Period tracking app Clue pulls in $20 million Series B from Nokia Growth Partners

Clue, an app built on machine learning to track a woman’s monthly menstrual cycle, announced it has raised $20 million in Series B funding today.

The money comes from several investors with a focus in the healthcare space and was led by Nokia Growth Partners (NGP). Other participants in the round include existing investors Union Square Ventures, Mosaic Ventures, Brigitte Mohn and Christophe Maire. Giving Wings and Fabrice also participated as new investors in the round.

The Berlin-based startup launched in 2013 to build an app to track ovulation cycles but has since grown to more than 5 million users who log in to track everything from their mood to whether they’re “in the mood.”

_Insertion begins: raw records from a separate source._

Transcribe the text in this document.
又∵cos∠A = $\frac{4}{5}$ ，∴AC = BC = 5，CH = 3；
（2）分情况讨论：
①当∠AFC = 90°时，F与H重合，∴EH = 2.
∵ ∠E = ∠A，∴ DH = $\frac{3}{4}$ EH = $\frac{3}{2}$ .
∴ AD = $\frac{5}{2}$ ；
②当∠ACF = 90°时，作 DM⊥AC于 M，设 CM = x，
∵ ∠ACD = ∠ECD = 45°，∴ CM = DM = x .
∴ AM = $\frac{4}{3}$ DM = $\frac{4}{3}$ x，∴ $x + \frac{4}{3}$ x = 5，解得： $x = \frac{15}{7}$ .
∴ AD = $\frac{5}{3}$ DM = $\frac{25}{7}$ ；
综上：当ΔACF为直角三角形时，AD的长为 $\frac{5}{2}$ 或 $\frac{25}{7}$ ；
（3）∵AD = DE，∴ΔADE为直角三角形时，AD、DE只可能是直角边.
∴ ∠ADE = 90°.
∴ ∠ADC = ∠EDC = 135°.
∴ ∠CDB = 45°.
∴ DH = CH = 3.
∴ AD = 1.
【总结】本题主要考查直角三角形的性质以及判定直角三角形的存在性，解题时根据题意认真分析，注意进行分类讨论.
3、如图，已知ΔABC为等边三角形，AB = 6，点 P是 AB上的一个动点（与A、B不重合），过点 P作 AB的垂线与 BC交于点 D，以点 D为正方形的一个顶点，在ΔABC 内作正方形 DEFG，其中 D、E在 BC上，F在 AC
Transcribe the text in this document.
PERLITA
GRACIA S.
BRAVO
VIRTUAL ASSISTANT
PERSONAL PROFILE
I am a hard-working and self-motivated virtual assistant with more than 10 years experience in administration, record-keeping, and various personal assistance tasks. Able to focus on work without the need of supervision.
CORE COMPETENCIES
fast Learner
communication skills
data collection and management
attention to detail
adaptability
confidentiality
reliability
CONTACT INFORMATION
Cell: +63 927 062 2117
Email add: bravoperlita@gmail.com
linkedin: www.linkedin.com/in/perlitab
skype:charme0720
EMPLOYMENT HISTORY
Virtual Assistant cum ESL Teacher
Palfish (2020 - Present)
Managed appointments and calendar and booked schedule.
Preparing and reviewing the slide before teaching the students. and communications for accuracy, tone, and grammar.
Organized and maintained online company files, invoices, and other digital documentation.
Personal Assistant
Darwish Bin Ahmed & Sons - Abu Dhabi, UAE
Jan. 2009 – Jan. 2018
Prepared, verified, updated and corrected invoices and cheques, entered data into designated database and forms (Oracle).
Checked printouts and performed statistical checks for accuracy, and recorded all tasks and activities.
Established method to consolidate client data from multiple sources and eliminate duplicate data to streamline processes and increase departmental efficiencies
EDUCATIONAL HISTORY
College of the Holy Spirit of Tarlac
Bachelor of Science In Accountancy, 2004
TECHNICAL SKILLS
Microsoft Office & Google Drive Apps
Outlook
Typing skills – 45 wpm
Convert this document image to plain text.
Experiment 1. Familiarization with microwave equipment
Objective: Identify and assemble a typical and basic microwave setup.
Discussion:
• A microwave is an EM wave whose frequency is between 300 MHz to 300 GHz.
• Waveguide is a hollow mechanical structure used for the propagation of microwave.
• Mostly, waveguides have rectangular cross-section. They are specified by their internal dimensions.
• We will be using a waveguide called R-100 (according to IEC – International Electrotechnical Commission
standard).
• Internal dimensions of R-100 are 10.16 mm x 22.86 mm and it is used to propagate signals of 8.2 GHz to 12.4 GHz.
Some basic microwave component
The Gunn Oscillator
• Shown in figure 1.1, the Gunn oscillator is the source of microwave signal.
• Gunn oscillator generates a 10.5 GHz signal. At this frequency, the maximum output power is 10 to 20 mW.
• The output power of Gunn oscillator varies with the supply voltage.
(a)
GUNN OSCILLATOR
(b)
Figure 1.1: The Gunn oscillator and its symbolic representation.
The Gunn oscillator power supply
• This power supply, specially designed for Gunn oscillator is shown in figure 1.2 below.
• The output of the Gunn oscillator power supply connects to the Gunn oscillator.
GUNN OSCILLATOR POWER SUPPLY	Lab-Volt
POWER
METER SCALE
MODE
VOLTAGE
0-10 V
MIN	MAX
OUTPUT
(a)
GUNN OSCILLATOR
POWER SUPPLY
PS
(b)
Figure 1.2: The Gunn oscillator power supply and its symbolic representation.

Clue is part of a growing sector of apps offering to track the crimson flow like Max Levchin’s Eve, Cycles, Life and My Calendar. Apple finally added a period tracking capability to the iPhone as well.

Clue helps you keep an accurate account of when your last period started and stopped, different symptoms your body might experience with hormonal changes and it offers a predictive calendar to give you an idea of when your next period is about to start.

Clue says it plans to use the new funding to further development of the Clue app — though it didn’t want to elaborate on what those developments might be. However, Clue founder Ida Tin told us on stage in September at TechCrunch Disrupt SF she was “looking forward to a time when wearables and mobile phones could do more technically complex things like disease detection.”

The startup revealed a feature around that same time allowing users to share their data with others privately and now claims to help women in more than 190 countries accurately predict their periods, fertile windows and premenstrual syndrome and share that information with friends and partners.

NGP’s Walter Masalin mentioned the data as a key factor in the investment, saying Clue was part of a mobile health care “transformation.”

Tin agreed, telling TechCrunch in a statement, “I feel as strongly as ever that Clue’s mission is to keep female health and its advancement at the top of the global agenda.”

“I am thrilled to partner with a prestigious circle of investors who share our vision,” Tin said. “And when you consider that more than half of the world’s population is female, you realize how enormous the market potential and opportunity for Femtech companies is to truly make an impact.”

The new funding now puts the total raised for Clue at $30 million.